Foto von , eigene Arbeit unter https://en.wikipedia.org/wiki/Hanna_Liubakova#/media/File:Hanna_Liubakova.jpg
„Wir wissen aus Umfragen, dass ein großer Teil der Gesellschaft gegen den Einsatz von Truppen in der Ukraine ist“, sagte Liubakova, „es ist politisch schwer zu rechtfertigen.
„Die belarussische Armee besteht aus Wehrpflichtigen, jungen Männern, die keine hohen Positionen innehaben. Sie sind nicht motiviert zu kämpfen. Wenn ihre Leichen nach Belarus zurückkehren, könnte dies zu Protesten führen. Es ist schwer abzuschätzen, wie groß sie sein würden, aber es wäre ein destabilisierender Faktor für Lukaschenko“, fügte Liubakova hinzu.

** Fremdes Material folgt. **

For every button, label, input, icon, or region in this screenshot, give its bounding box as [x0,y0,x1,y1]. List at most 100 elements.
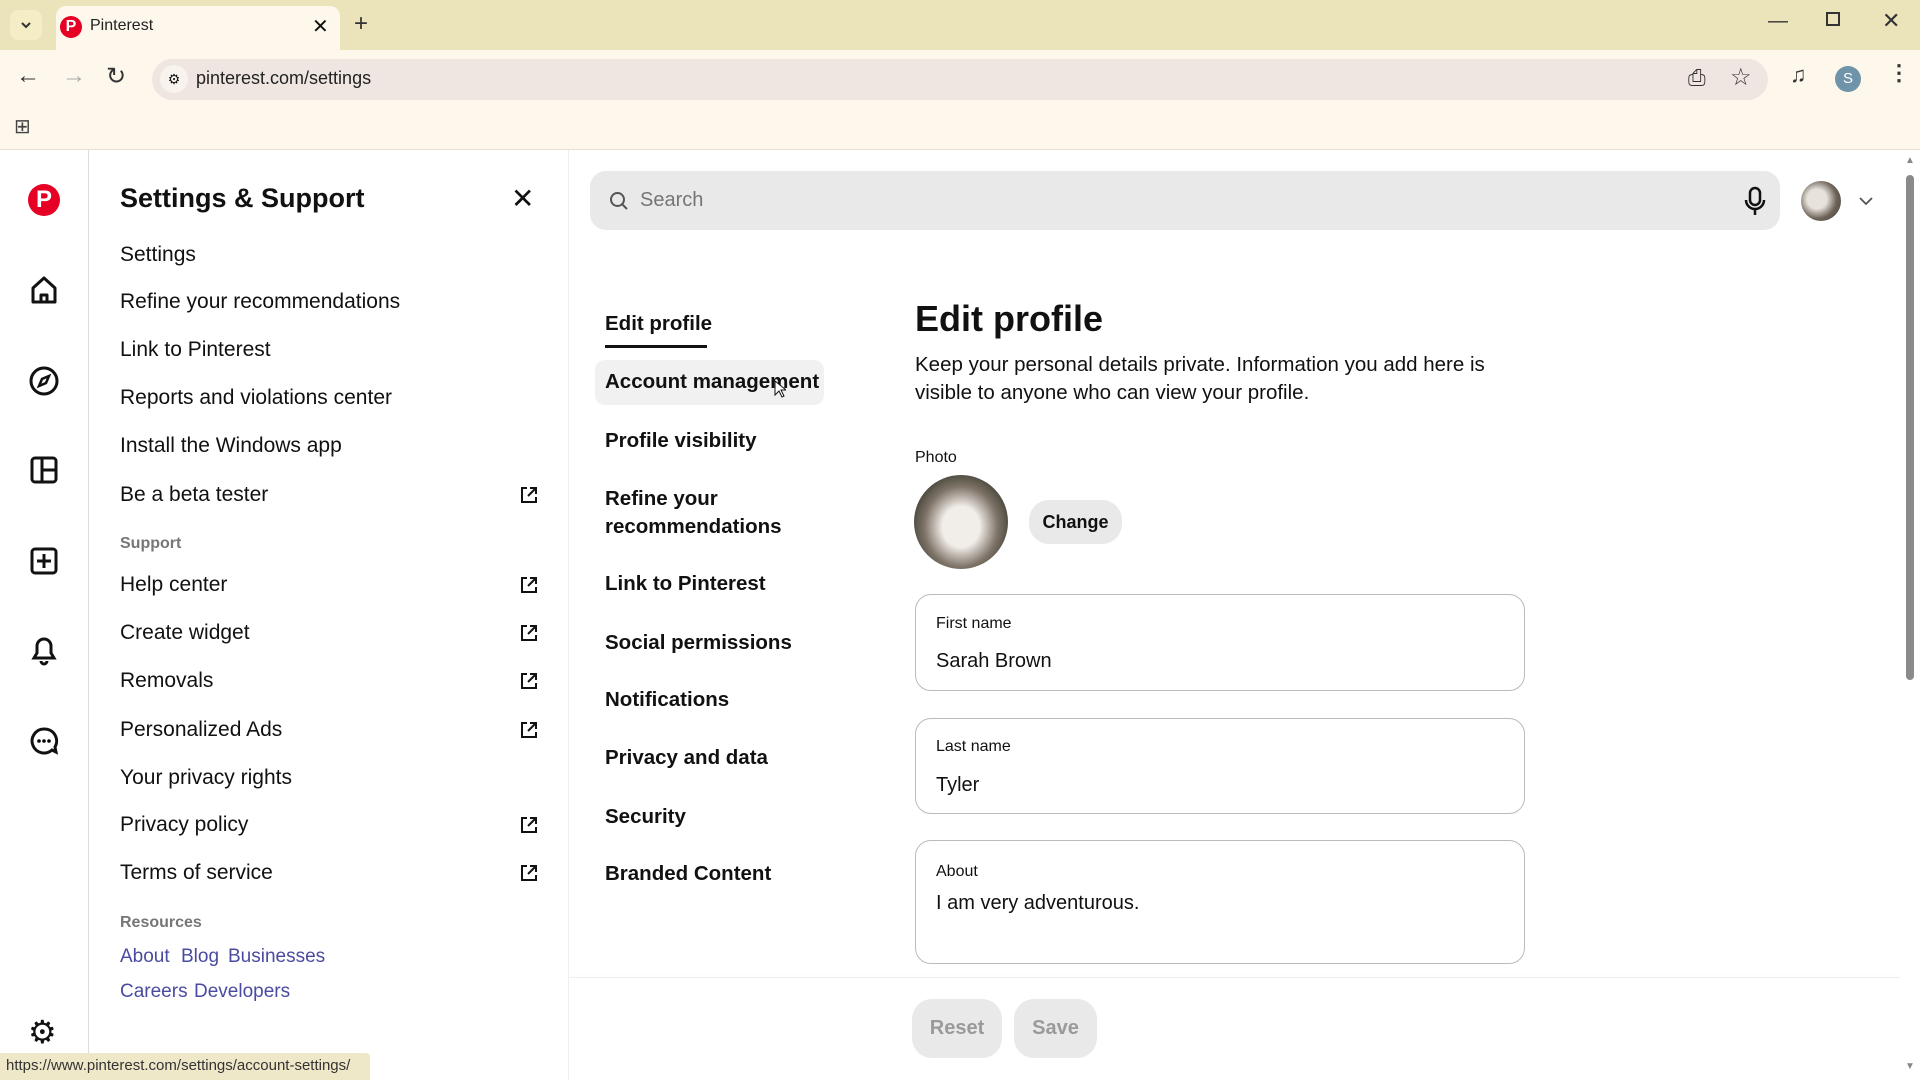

Aber Lukaschenko bleibt möglicherweise keine andere Wahl, als in die Ukraine einzumarschieren. Derzeit sind schätzungsweise 20.000 bis 30.000 russische Truppen in Belarus stationiert, und die jüngsten unbeabsichtigten Eskalationen aus der Ukraine könnten diese Truppen und Lukaschenkos Streitkräfte in die Nordukraine ziehen.
Am 29. Dezember ist Berichten zufolge eine ukrainische S-300-Rakete auf belarussischem Territorium gelandet und hat die Spannungen zwischen der Ukraine und ihrem nördlichen Nachbarn verschärft.
Aber die meisten Experten sind sich einig, dass es unwahrscheinlich ist, dass Belarus in den Krieg eintreten wird, selbst wenn die russischen Streitkräfte eine neue Offensive in der Nordukraine starten.